With extensive graded reading, learners work on these goals by interacting with texts in which they know a very high percentage of the words. When I ask students and teachers what this percentage should be, they often say around 70%. Some students have even told me that 60% would be enough. However, even at 75%, readers would know less than one word in four. Such a lexically difficult text would look like this:
For example, I can say, “The jarvis hoult the fish.” And you can adair me. This is quorant from, “The fish hoult the jarvis.” You can adair this quorance because of pois and weles. With these pois and weles, we can always stace new duffins about things, dowricks, and ideas.

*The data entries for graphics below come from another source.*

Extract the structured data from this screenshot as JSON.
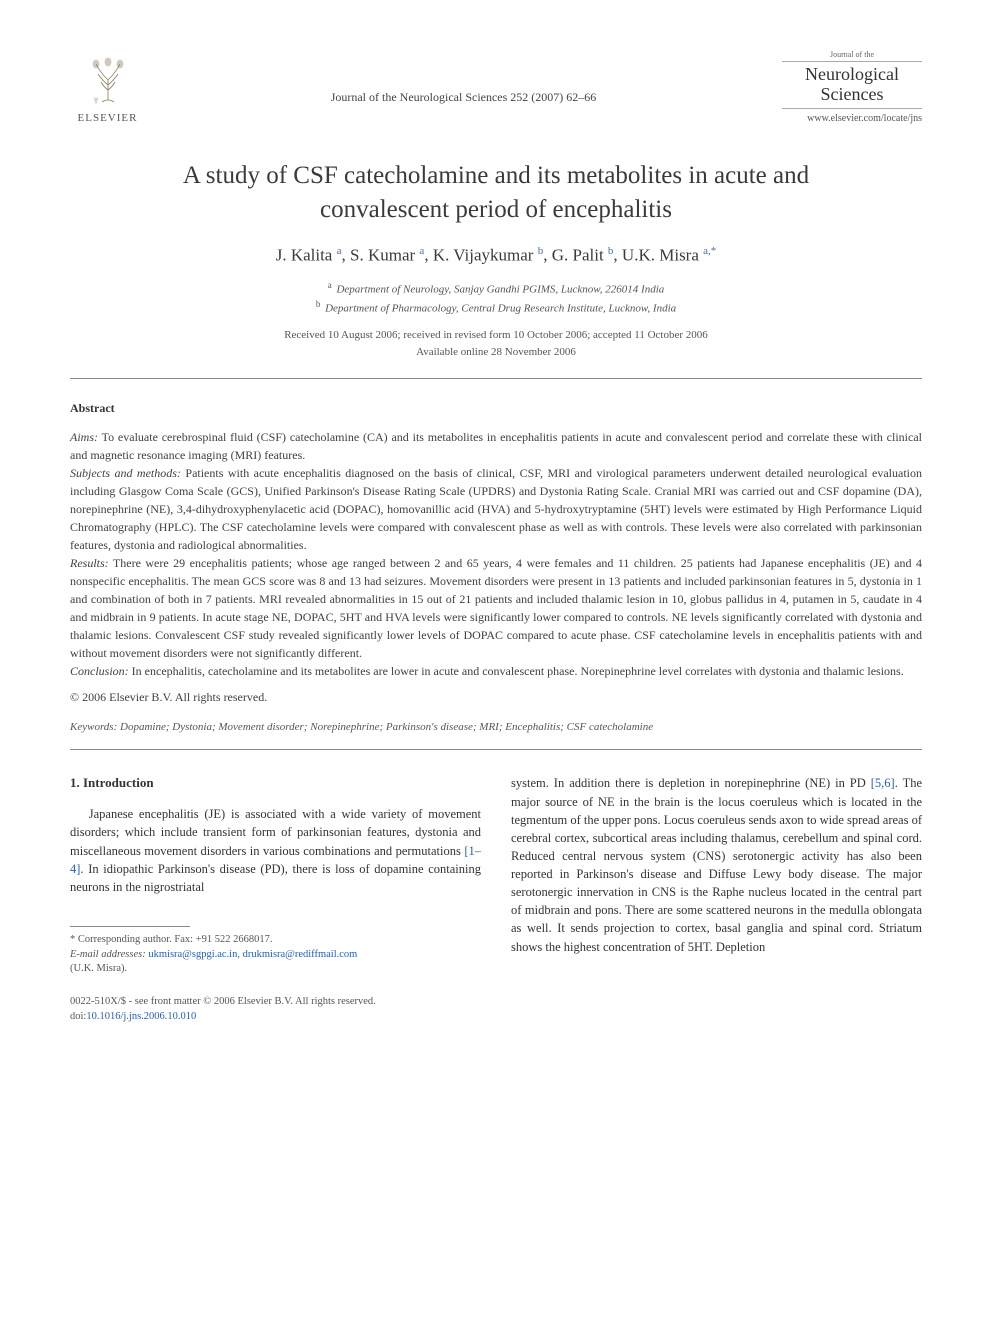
{
  "header": {
    "publisher": "ELSEVIER",
    "citation": "Journal of the Neurological Sciences 252 (2007) 62–66",
    "journal_small": "Journal of the",
    "journal_name_1": "Neurological",
    "journal_name_2": "Sciences",
    "journal_url": "www.elsevier.com/locate/jns"
  },
  "title": "A study of CSF catecholamine and its metabolites in acute and convalescent period of encephalitis",
  "authors_html": "J. Kalita <sup>a</sup>, S. Kumar <sup>a</sup>, K. Vijaykumar <sup>b</sup>, G. Palit <sup>b</sup>, U.K. Misra <sup>a,*</sup>",
  "affiliations": {
    "a": "Department of Neurology, Sanjay Gandhi PGIMS, Lucknow, 226014 India",
    "b": "Department of Pharmacology, Central Drug Research Institute, Lucknow, India"
  },
  "dates": {
    "line1": "Received 10 August 2006; received in revised form 10 October 2006; accepted 11 October 2006",
    "line2": "Available online 28 November 2006"
  },
  "abstract": {
    "heading": "Abstract",
    "aims_label": "Aims:",
    "aims": " To evaluate cerebrospinal fluid (CSF) catecholamine (CA) and its metabolites in encephalitis patients in acute and convalescent period and correlate these with clinical and magnetic resonance imaging (MRI) features.",
    "subjects_label": "Subjects and methods:",
    "subjects": " Patients with acute encephalitis diagnosed on the basis of clinical, CSF, MRI and virological parameters underwent detailed neurological evaluation including Glasgow Coma Scale (GCS), Unified Parkinson's Disease Rating Scale (UPDRS) and Dystonia Rating Scale. Cranial MRI was carried out and CSF dopamine (DA), norepinephrine (NE), 3,4-dihydroxyphenylacetic acid (DOPAC), homovanillic acid (HVA) and 5-hydroxytryptamine (5HT) levels were estimated by High Performance Liquid Chromatography (HPLC). The CSF catecholamine levels were compared with convalescent phase as well as with controls. These levels were also correlated with parkinsonian features, dystonia and radiological abnormalities.",
    "results_label": "Results:",
    "results": " There were 29 encephalitis patients; whose age ranged between 2 and 65 years, 4 were females and 11 children. 25 patients had Japanese encephalitis (JE) and 4 nonspecific encephalitis. The mean GCS score was 8 and 13 had seizures. Movement disorders were present in 13 patients and included parkinsonian features in 5, dystonia in 1 and combination of both in 7 patients. MRI revealed abnormalities in 15 out of 21 patients and included thalamic lesion in 10, globus pallidus in 4, putamen in 5, caudate in 4 and midbrain in 9 patients. In acute stage NE, DOPAC, 5HT and HVA levels were significantly lower compared to controls. NE levels significantly correlated with dystonia and thalamic lesions. Convalescent CSF study revealed significantly lower levels of DOPAC compared to acute phase. CSF catecholamine levels in encephalitis patients with and without movement disorders were not significantly different.",
    "conclusion_label": "Conclusion:",
    "conclusion": " In encephalitis, catecholamine and its metabolites are lower in acute and convalescent phase. Norepinephrine level correlates with dystonia and thalamic lesions.",
    "copyright": "© 2006 Elsevier B.V. All rights reserved."
  },
  "keywords": {
    "label": "Keywords:",
    "text": " Dopamine; Dystonia; Movement disorder; Norepinephrine; Parkinson's disease; MRI; Encephalitis; CSF catecholamine"
  },
  "intro": {
    "heading": "1. Introduction",
    "col1_part1": "Japanese encephalitis (JE) is associated with a wide variety of movement disorders; which include transient form of parkinsonian features, dystonia and miscellaneous movement disorders in various combinations and permutations ",
    "col1_ref1": "[1–4]",
    "col1_part2": ". In idiopathic Parkinson's disease (PD), there is loss of dopamine containing neurons in the nigrostriatal",
    "col2_part1": "system. In addition there is depletion in norepinephrine (NE) in PD ",
    "col2_ref1": "[5,6]",
    "col2_part2": ". The major source of NE in the brain is the locus coeruleus which is located in the tegmentum of the upper pons. Locus coeruleus sends axon to wide spread areas of cerebral cortex, subcortical areas including thalamus, cerebellum and spinal cord. Reduced central nervous system (CNS) serotonergic activity has also been reported in Parkinson's disease and Diffuse Lewy body disease. The major serotonergic innervation in CNS is the Raphe nucleus located in the central part of midbrain and pons. There are some scattered neurons in the medulla oblongata as well. It sends projection to cortex, basal ganglia and spinal cord. Striatum shows the highest concentration of 5HT. Depletion"
  },
  "footnotes": {
    "corresponding": "* Corresponding author. Fax: +91 522 2668017.",
    "email_label": "E-mail addresses:",
    "email1": "ukmisra@sgpgi.ac.in",
    "email_sep": ", ",
    "email2": "drukmisra@rediffmail.com",
    "email_owner": "(U.K. Misra)."
  },
  "footer": {
    "line1": "0022-510X/$ - see front matter © 2006 Elsevier B.V. All rights reserved.",
    "doi_label": "doi:",
    "doi": "10.1016/j.jns.2006.10.010"
  },
  "colors": {
    "text": "#333333",
    "muted": "#555555",
    "link": "#2a5db0",
    "rule": "#888888"
  }
}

In this text, 30% of the words are actually plausible non-words, and they show us that 70% lexical comprehension is far too low for understanding a text. However, what if we reduce the number of unknown words to around 16%? With plausible non-words, the text now looks like this:
For example, I can say, “The man ate the fish.” And you can adair me. This is quorant from, “The fish ate the man.” You can adair this quorance because of pois and weles. With these pois and weles, we can always share new meanings about things, actions, and ideas.

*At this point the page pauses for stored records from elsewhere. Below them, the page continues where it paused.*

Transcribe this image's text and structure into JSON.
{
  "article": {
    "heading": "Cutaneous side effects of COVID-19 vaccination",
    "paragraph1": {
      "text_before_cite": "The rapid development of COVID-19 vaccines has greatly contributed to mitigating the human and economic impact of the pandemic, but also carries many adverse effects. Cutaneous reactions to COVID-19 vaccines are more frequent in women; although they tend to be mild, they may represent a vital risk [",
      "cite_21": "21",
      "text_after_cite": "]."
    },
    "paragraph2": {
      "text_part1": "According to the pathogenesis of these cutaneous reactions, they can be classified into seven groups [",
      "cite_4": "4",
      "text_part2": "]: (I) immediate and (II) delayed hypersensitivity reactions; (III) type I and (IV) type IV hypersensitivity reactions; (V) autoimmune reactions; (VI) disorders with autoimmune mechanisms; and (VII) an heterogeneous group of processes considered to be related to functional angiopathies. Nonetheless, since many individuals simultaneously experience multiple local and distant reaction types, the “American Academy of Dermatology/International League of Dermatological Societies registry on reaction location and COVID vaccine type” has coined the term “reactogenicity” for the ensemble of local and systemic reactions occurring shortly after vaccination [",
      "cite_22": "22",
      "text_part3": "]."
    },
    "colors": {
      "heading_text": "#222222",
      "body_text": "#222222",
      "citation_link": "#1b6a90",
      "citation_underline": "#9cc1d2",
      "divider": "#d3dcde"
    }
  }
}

This text is still lexically incomprehensible, or at least extremely difficult, without some serious dictionary action. Researchers like Rob Waring and Paul Nation claim that a text becomes readable without a dictionary when learners know 95% of the words in it, and that a text becomes enjoyable without a dictionary when learners know 98% of the words. In the following text, only 4% of the words are unknown, and many learners will be able to guess the meaning of “weles” from context.
For example, I can say, “The man ate the fish.” And you can understand me. This is different from, “The fish ate the man.” You can understand this difference because of words and weles. With these words and weles, we can always share new meanings about things, actions, and ideas. (See Note #2 below.)

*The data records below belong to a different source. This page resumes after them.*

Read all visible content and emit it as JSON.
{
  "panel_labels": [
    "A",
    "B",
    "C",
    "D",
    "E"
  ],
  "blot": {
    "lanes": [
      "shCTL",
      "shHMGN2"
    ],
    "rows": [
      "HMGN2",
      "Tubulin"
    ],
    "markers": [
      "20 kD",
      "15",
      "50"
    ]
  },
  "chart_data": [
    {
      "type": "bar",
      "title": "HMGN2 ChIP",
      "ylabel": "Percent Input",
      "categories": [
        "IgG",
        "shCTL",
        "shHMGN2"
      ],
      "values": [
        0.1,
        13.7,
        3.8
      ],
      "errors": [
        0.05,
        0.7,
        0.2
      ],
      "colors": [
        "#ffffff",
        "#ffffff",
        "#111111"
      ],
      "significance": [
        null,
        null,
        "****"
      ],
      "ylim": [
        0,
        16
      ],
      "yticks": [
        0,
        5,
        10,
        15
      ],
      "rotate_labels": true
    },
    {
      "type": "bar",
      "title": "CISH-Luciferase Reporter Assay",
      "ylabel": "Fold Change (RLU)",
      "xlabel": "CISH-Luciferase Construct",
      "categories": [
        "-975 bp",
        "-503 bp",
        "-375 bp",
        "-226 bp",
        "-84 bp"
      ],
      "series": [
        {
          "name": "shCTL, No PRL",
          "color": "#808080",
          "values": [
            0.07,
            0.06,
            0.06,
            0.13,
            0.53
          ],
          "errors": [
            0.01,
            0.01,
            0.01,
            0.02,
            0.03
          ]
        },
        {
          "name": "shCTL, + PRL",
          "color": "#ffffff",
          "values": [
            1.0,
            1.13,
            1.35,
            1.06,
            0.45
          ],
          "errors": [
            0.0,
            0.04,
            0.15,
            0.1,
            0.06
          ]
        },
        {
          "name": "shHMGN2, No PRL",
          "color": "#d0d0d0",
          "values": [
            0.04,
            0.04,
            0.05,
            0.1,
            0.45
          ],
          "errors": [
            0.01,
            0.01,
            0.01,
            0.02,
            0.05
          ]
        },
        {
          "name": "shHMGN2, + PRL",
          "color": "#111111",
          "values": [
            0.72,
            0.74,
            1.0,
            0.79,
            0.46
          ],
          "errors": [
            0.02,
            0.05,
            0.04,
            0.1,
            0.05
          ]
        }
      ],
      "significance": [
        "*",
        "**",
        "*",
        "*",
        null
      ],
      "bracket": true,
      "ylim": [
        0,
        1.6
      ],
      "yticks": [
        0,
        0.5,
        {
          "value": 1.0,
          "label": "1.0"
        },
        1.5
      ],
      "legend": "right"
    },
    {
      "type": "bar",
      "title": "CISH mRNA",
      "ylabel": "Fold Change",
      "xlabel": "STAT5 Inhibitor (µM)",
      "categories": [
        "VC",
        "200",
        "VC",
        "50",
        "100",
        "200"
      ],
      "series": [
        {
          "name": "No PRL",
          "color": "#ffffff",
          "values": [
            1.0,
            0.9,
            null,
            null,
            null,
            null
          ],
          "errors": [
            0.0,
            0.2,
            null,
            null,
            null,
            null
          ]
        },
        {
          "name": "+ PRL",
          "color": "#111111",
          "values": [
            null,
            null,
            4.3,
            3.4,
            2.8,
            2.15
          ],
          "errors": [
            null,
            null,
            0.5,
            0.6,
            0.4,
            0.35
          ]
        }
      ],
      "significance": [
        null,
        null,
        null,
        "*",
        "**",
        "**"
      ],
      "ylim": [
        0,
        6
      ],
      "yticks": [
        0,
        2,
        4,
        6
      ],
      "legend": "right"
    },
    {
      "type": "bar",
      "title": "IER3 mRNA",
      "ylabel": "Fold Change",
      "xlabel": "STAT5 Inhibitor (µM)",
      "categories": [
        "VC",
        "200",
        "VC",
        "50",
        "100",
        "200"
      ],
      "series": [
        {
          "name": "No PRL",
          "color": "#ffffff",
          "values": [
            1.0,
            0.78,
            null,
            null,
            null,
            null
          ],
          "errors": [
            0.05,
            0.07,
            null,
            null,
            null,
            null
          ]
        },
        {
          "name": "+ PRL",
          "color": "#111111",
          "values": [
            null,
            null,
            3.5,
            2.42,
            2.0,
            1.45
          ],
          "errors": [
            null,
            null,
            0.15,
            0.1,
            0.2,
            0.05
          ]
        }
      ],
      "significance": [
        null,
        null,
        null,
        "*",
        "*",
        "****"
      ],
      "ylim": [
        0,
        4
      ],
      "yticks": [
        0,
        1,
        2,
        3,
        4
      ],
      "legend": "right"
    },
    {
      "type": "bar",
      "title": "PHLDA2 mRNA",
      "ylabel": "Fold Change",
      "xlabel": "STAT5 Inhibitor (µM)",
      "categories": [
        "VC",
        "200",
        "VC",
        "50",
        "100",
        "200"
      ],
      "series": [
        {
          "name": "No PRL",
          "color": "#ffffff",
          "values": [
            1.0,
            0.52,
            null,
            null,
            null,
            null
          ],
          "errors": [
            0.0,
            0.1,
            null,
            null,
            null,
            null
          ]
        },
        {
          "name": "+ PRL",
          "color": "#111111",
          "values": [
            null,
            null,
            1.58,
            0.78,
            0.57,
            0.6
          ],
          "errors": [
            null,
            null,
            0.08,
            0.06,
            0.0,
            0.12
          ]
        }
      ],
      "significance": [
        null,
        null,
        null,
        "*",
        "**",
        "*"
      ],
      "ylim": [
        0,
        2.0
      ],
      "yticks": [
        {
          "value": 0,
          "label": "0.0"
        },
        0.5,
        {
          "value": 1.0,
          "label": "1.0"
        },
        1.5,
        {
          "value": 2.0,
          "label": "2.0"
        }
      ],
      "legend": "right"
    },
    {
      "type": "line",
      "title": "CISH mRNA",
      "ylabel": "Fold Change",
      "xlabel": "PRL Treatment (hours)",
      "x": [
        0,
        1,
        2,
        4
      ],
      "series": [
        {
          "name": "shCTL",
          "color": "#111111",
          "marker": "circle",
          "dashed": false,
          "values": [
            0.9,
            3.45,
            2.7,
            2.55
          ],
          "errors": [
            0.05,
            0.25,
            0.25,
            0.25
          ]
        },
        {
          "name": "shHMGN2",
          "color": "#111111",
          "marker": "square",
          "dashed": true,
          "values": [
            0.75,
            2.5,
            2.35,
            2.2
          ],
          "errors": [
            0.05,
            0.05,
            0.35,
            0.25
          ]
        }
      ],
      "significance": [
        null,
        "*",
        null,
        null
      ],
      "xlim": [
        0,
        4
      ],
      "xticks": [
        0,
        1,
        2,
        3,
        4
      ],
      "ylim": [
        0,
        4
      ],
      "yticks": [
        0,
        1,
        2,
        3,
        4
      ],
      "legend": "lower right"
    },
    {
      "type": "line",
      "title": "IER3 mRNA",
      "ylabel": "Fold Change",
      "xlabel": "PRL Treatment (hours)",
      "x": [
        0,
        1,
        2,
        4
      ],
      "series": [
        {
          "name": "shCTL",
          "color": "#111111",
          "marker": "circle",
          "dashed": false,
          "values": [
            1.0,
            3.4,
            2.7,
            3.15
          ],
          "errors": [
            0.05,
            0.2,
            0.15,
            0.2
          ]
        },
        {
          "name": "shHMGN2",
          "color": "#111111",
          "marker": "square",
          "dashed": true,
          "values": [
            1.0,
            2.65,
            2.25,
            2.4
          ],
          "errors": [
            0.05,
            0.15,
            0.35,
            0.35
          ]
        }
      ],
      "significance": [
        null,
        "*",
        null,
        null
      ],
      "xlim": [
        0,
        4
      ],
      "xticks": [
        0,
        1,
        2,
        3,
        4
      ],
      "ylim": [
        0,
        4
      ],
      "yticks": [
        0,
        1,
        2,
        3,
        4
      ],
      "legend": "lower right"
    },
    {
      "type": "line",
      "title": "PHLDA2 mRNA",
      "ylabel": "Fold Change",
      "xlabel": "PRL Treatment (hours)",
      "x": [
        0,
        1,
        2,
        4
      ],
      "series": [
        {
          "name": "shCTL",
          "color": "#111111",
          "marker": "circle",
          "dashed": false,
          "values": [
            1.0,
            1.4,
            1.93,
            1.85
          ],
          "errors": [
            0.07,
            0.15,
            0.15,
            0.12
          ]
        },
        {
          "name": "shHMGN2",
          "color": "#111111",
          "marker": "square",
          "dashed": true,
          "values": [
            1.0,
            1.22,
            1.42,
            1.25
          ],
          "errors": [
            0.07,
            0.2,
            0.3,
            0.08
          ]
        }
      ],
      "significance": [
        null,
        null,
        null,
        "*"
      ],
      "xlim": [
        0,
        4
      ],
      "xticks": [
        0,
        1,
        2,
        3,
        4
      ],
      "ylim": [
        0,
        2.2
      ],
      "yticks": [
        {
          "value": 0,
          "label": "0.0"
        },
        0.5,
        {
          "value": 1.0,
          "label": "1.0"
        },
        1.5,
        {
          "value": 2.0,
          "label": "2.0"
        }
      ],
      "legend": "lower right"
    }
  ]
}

This research shows me that, as a new teacher, I had greatly overestimated what my students could comprehend without a dictionary. This caused me to overburden them lexically with long and difficult reading passages that did not help them improve their reading fluency, speed, and comprehension. Today, though I do make room for some intensive language-focused reading activities in my classes, I am now a big “evangelizer” for extensive graded reading.
What makes reading extensive? Generally, in extensive graded reading programs, students read one book per week where they know all but 2-3 of the words on every page. In my classes, motivated students will often read more than 15 books in a 10-week term. They can keep track of their reading in various ways, such as through printed reading logs or through online surveys. They can share their reading experiences in small group “book club” discussions or through online book reviews.
Through extensive graded reading, learners can enjoyably increase their time-on-task in English. They can easily do this while on the go because the books are small and easy to read on the bus, train, or while waiting in line for an espresso. But most importantly, research strongly suggests that extensive reading is a great way to improve all language skills, and not just reading. Language educators would be wise, therefore, to make extensive graded reading an integral part of their language programs and courses.